RealNetworks and Microsoft are business rivals. Real's executives have gone before the Senate to claim Microsoft tried to hurt them. So you might expect this to be an antitrust grudge match. On the surface, at least, it's not. Washington State is so pro-Gates that Cantwell, who served one term in the House, is careful to stress that "they used to call me the Congresswoman from Microsoft." Break it up? No way. "I can stand up and say I know it's a great competitor."

But in this most 21st century of races, the allegiance of the competing multibillionaires, Microsoft's Gates and Real's founder Rob Glaser, is not in much doubt. Cantwell may have fought for Gates in the House, but she was voted out in '94. One year later, she was handpicked by Glaser as one of his first 15 employees and then put in charge of the company's best-selling product--Real Player--which happens to take customers from Windows Media Player. Gates, who is less than serene when it comes to competitors, will not be happy to have a Senator with that resume.
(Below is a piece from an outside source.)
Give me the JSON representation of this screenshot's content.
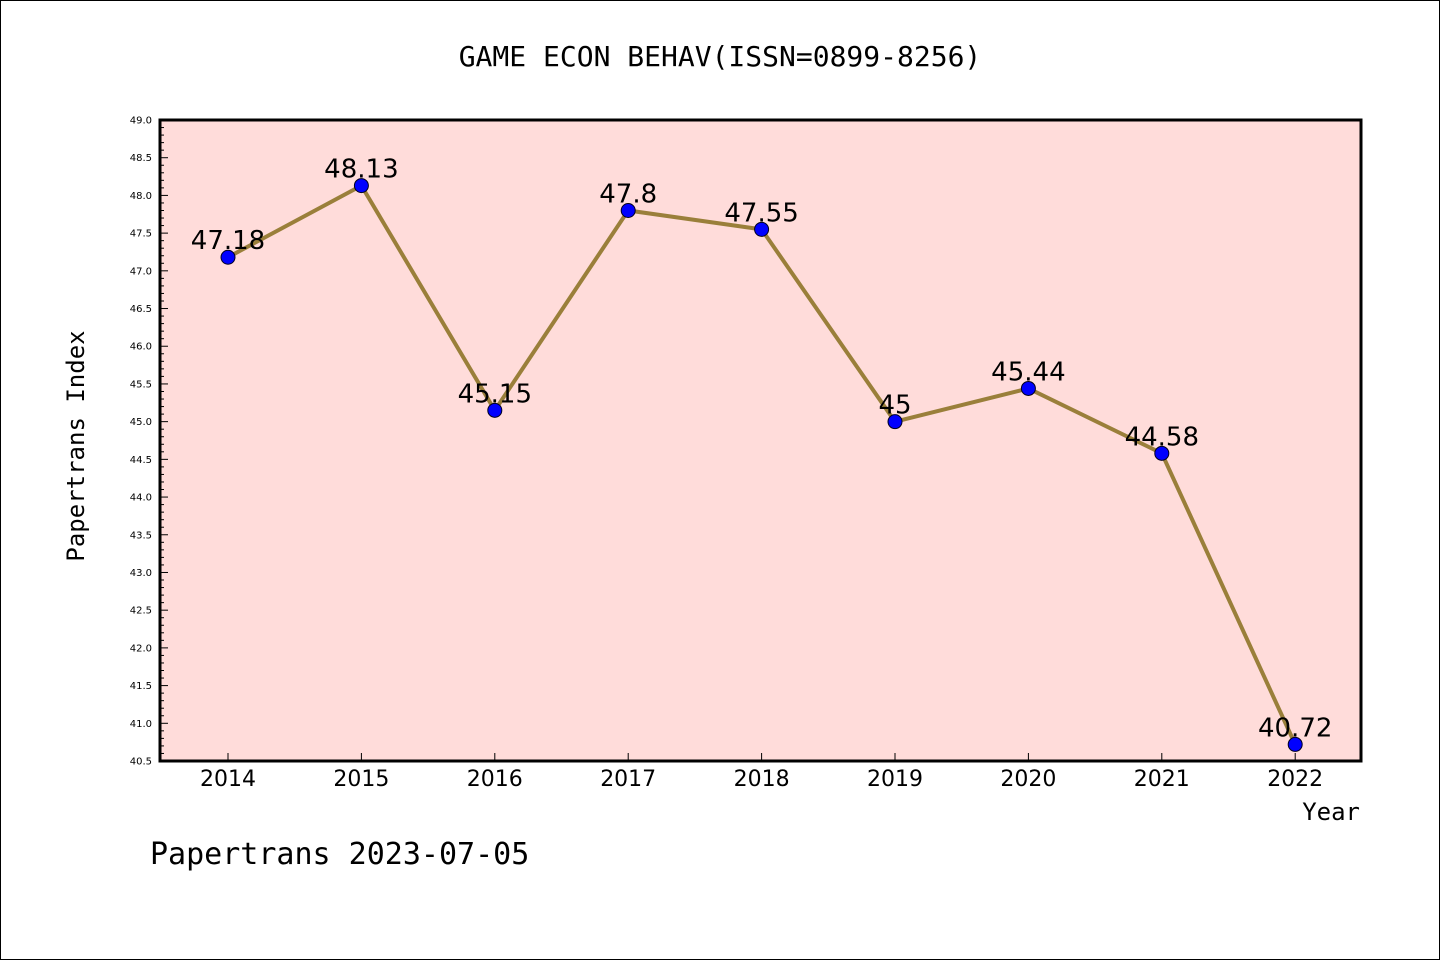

Cantwell has a paper fortune of roughly $13 million from her years at Real, $6 million of which has already gone to her war chest. Paradoxically, these dotcom dollars are helping her with the campaign-finance-reform crowd. "The fact that she's not taking PAC money is a plus," says veteran state pollster Stuart Elway.

As of September, the race was too close to call. Feeling stymied and outspent, the typically blunt-spoken Gorton believes the occasion actually calls for campaign-finance deregulation. "In a race like this, I should be able to raise more than $1,000 per individual," he says. "Especially individuals from Microsoft."

How much of his $63 billion fortune would Gates give if he could? We'll never know. But the fact that so many of his employees have given the limit is a sign that there are some sleeping giants awakening in Washington State. Both Redmond and Real keep a lobbying presence in the "other" Washington. Now they are grasping the importance of having influence directly inside the Senate. Issues like Internet taxation and H1-B visas for overseas tech workers just keep cropping up, and the technology itself moves too fast. "Not many Senators know what a software download is," says Alex Alben, Real's vice president of government affairs. With the tech-savvy Cantwell and Gorton, that's not an issue. What could matter is which software they download.